Practical Ways to Bring It Down
If you’ve just checked your blood sugar and it reads 173, there are a few things that can help in the short term. Drinking water is one of the simplest. Water helps your kidneys filter excess sugar out through urine, so staying well hydrated supports your body’s natural glucose-clearing process.
Physical activity is the other immediate lever.
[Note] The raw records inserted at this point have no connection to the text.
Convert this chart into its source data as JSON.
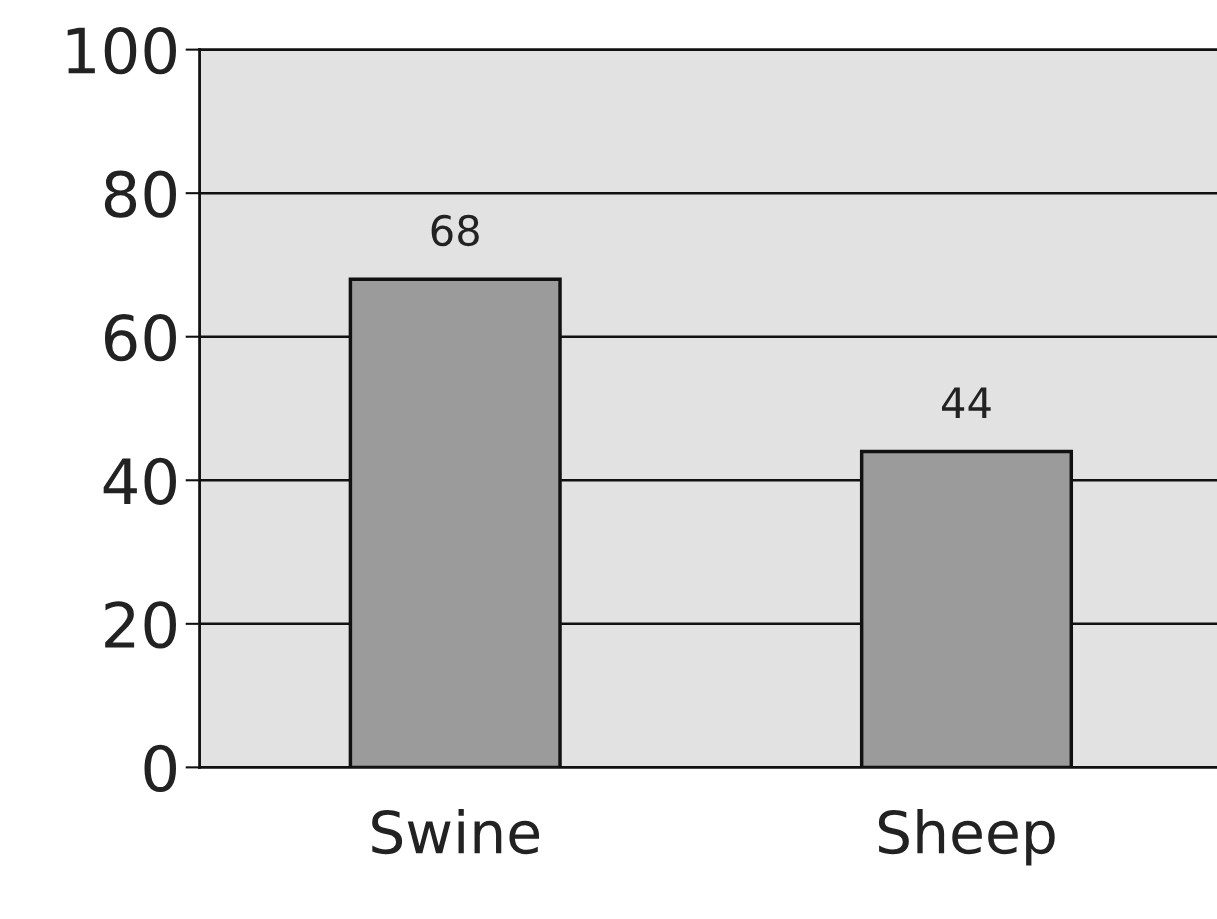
{
  "chart_data": {
    "type": "bar",
    "categories": [
      "Swine",
      "Sheep"
    ],
    "values": [
      68,
      44
    ],
    "color": "#9b9b9b",
    "ylim": [
      0,
      100
    ],
    "yticks": [
      0,
      20,
      40,
      60,
      80,
      100
    ],
    "grid": "y",
    "data_labels": true
  }
}
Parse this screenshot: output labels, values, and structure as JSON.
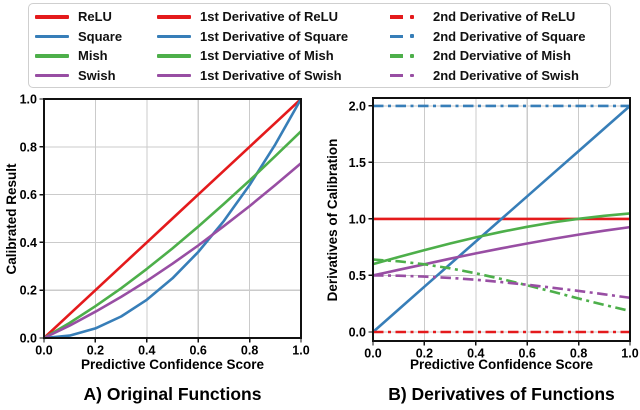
{
  "colors": {
    "relu": "#e41a1c",
    "square": "#377eb8",
    "mish": "#4daf4a",
    "swish": "#984ea3",
    "grid": "#cbcbcb",
    "spine": "#111111"
  },
  "legend": {
    "columns": [
      {
        "name": "functions",
        "entries": [
          {
            "label": "ReLU",
            "color": "relu",
            "style": "solid"
          },
          {
            "label": "Square",
            "color": "square",
            "style": "solid"
          },
          {
            "label": "Mish",
            "color": "mish",
            "style": "solid"
          },
          {
            "label": "Swish",
            "color": "swish",
            "style": "solid"
          }
        ]
      },
      {
        "name": "first-derivatives",
        "entries": [
          {
            "label": "1st Derivative of ReLU",
            "color": "relu",
            "style": "solid"
          },
          {
            "label": "1st Derivative of Square",
            "color": "square",
            "style": "solid"
          },
          {
            "label": "1st Derviative of Mish",
            "color": "mish",
            "style": "solid"
          },
          {
            "label": "1st Derivative of Swish",
            "color": "swish",
            "style": "solid"
          }
        ]
      },
      {
        "name": "second-derivatives",
        "entries": [
          {
            "label": "2nd Derivative of ReLU",
            "color": "relu",
            "style": "dashdot"
          },
          {
            "label": "2nd Derivative of Square",
            "color": "square",
            "style": "dashdot"
          },
          {
            "label": "2nd Derviative of Mish",
            "color": "mish",
            "style": "dashdot"
          },
          {
            "label": "2nd Derivative of Swish",
            "color": "swish",
            "style": "dashdot"
          }
        ]
      }
    ]
  },
  "chart_data": [
    {
      "type": "line",
      "title": "A) Original Functions",
      "xlabel": "Predictive Confidence Score",
      "ylabel": "Calibrated Result",
      "xlim": [
        0,
        1
      ],
      "ylim": [
        0,
        1
      ],
      "grid": true,
      "xticks": {
        "values": [
          0,
          0.2,
          0.4,
          0.6,
          0.8,
          1.0
        ],
        "labels": [
          "0.0",
          "0.2",
          "0.4",
          "0.6",
          "0.8",
          "1.0"
        ]
      },
      "yticks": {
        "values": [
          0,
          0.2,
          0.4,
          0.6,
          0.8,
          1.0
        ],
        "labels": [
          "0.0",
          "0.2",
          "0.4",
          "0.6",
          "0.8",
          "1.0"
        ]
      },
      "x": [
        0,
        0.1,
        0.2,
        0.3,
        0.4,
        0.5,
        0.6,
        0.7,
        0.8,
        0.9,
        1.0
      ],
      "series": [
        {
          "name": "ReLU",
          "color": "relu",
          "style": "solid",
          "y": [
            0,
            0.1,
            0.2,
            0.3,
            0.4,
            0.5,
            0.6,
            0.7,
            0.8,
            0.9,
            1.0
          ]
        },
        {
          "name": "Square",
          "color": "square",
          "style": "solid",
          "y": [
            0,
            0.01,
            0.04,
            0.09,
            0.16,
            0.25,
            0.36,
            0.49,
            0.64,
            0.81,
            1.0
          ]
        },
        {
          "name": "Mish",
          "color": "mish",
          "style": "solid",
          "y": [
            0,
            0.063,
            0.133,
            0.208,
            0.289,
            0.375,
            0.466,
            0.561,
            0.659,
            0.761,
            0.865
          ]
        },
        {
          "name": "Swish",
          "color": "swish",
          "style": "solid",
          "y": [
            0,
            0.052,
            0.11,
            0.172,
            0.239,
            0.311,
            0.387,
            0.468,
            0.552,
            0.64,
            0.731
          ]
        }
      ]
    },
    {
      "type": "line",
      "title": "B) Derivatives of Functions",
      "xlabel": "Predictive Confidence Score",
      "ylabel": "Derivatives of Calibration",
      "xlim": [
        0,
        1
      ],
      "ylim": [
        -0.08,
        2.07
      ],
      "grid": true,
      "xticks": {
        "values": [
          0,
          0.2,
          0.4,
          0.6,
          0.8,
          1.0
        ],
        "labels": [
          "0.0",
          "0.2",
          "0.4",
          "0.6",
          "0.8",
          "1.0"
        ]
      },
      "yticks": {
        "values": [
          0,
          0.5,
          1.0,
          1.5,
          2.0
        ],
        "labels": [
          "0.0",
          "0.5",
          "1.0",
          "1.5",
          "2.0"
        ]
      },
      "x": [
        0,
        0.1,
        0.2,
        0.3,
        0.4,
        0.5,
        0.6,
        0.7,
        0.8,
        0.9,
        1.0
      ],
      "series": [
        {
          "name": "1st Derivative of ReLU",
          "color": "relu",
          "style": "solid",
          "y": [
            1,
            1,
            1,
            1,
            1,
            1,
            1,
            1,
            1,
            1,
            1
          ]
        },
        {
          "name": "1st Derivative of Square",
          "color": "square",
          "style": "solid",
          "y": [
            0,
            0.2,
            0.4,
            0.6,
            0.8,
            1.0,
            1.2,
            1.4,
            1.6,
            1.8,
            2.0
          ]
        },
        {
          "name": "1st Derviative of Mish",
          "color": "mish",
          "style": "solid",
          "y": [
            0.6,
            0.663,
            0.724,
            0.783,
            0.837,
            0.886,
            0.93,
            0.969,
            1.001,
            1.028,
            1.049
          ]
        },
        {
          "name": "1st Derivative of Swish",
          "color": "swish",
          "style": "solid",
          "y": [
            0.5,
            0.55,
            0.599,
            0.648,
            0.695,
            0.74,
            0.783,
            0.823,
            0.861,
            0.896,
            0.928
          ]
        },
        {
          "name": "2nd Derivative of ReLU",
          "color": "relu",
          "style": "dashdot",
          "y": [
            0,
            0,
            0,
            0,
            0,
            0,
            0,
            0,
            0,
            0,
            0
          ]
        },
        {
          "name": "2nd Derivative of Square",
          "color": "square",
          "style": "dashdot",
          "y": [
            2,
            2,
            2,
            2,
            2,
            2,
            2,
            2,
            2,
            2,
            2
          ]
        },
        {
          "name": "2nd Derviative of Mish",
          "color": "mish",
          "style": "dashdot",
          "y": [
            0.64,
            0.625,
            0.599,
            0.563,
            0.519,
            0.469,
            0.413,
            0.355,
            0.296,
            0.239,
            0.185
          ]
        },
        {
          "name": "2nd Derivative of Swish",
          "color": "swish",
          "style": "dashdot",
          "y": [
            0.5,
            0.498,
            0.49,
            0.478,
            0.462,
            0.441,
            0.418,
            0.391,
            0.363,
            0.333,
            0.302
          ]
        }
      ]
    }
  ]
}
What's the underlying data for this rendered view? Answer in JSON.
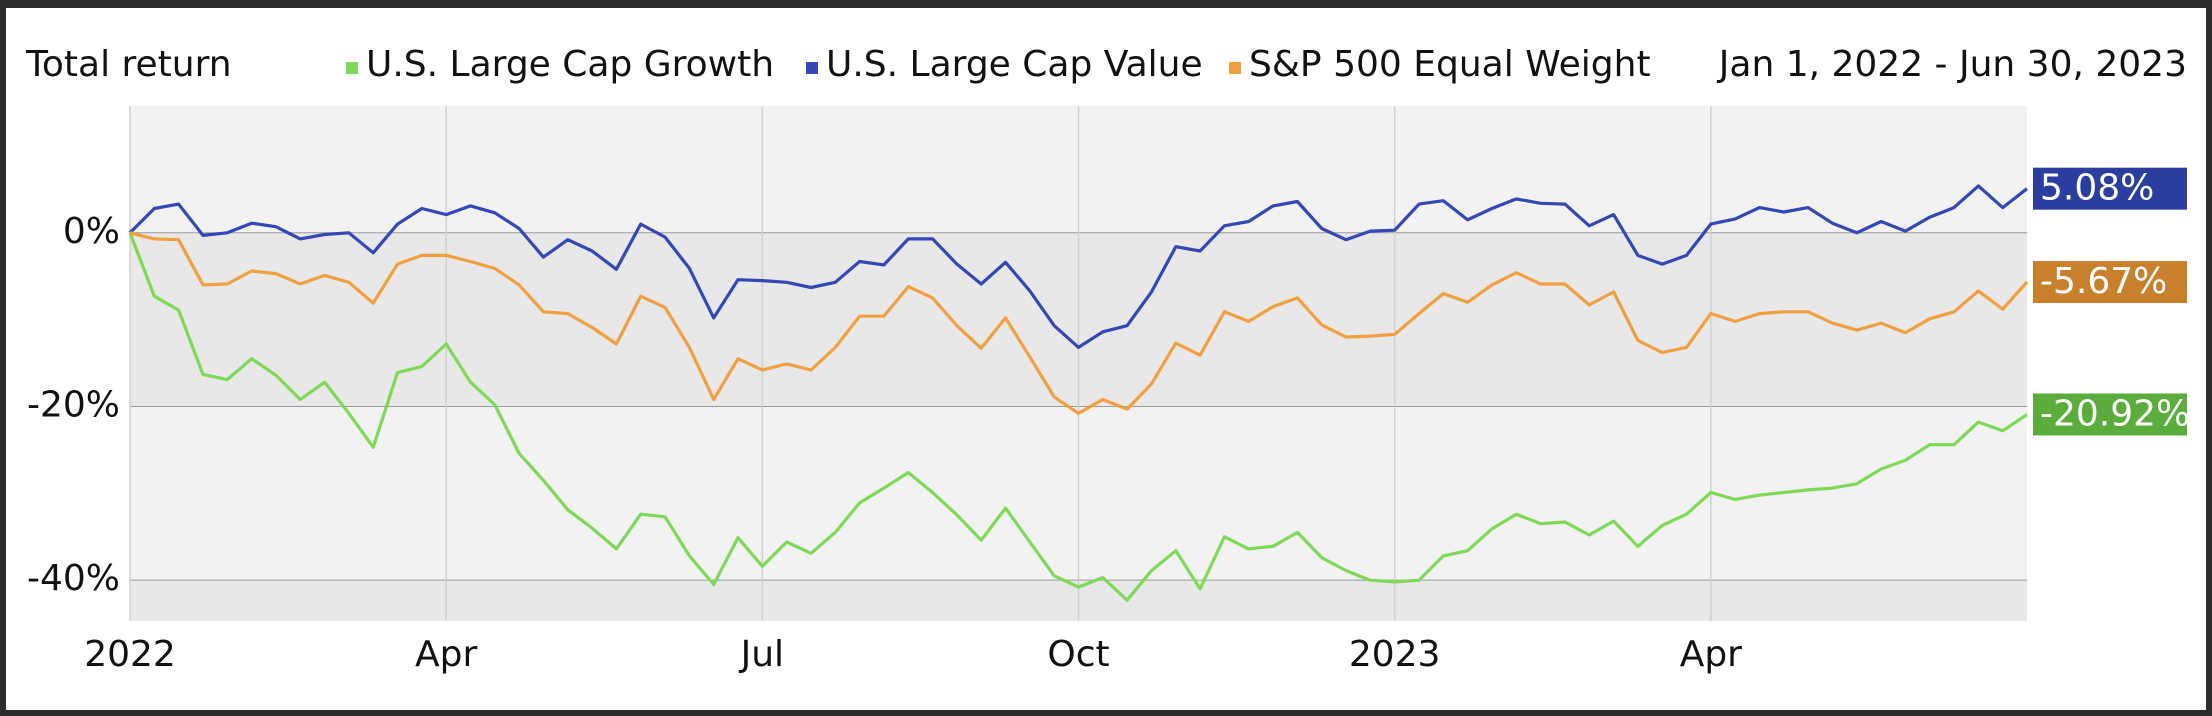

When you move, your muscles pull glucose out of the bloodstream and use it for energy. Even a 15 to 20 minute walk after a meal can make a noticeable difference in where your blood sugar lands at the two-hour mark. You don’t need intense exercise for this effect; moderate activity works.
Reducing refined carbohydrates and added sugars at your next meal helps prevent another spike from stacking on top of the current one. Pairing carbs with protein, fat, or fiber slows digestion and produces a more gradual rise in blood sugar rather than a sharp peak.
For the longer term, if your readings are consistently in the 170s or above, the pattern matters more than any single number. Tracking your fasting glucose over several mornings gives you a much clearer picture than one isolated test. An A1c blood draw from your doctor captures the full three-month average and is the standard way to confirm or rule out a diabetes diagnosis.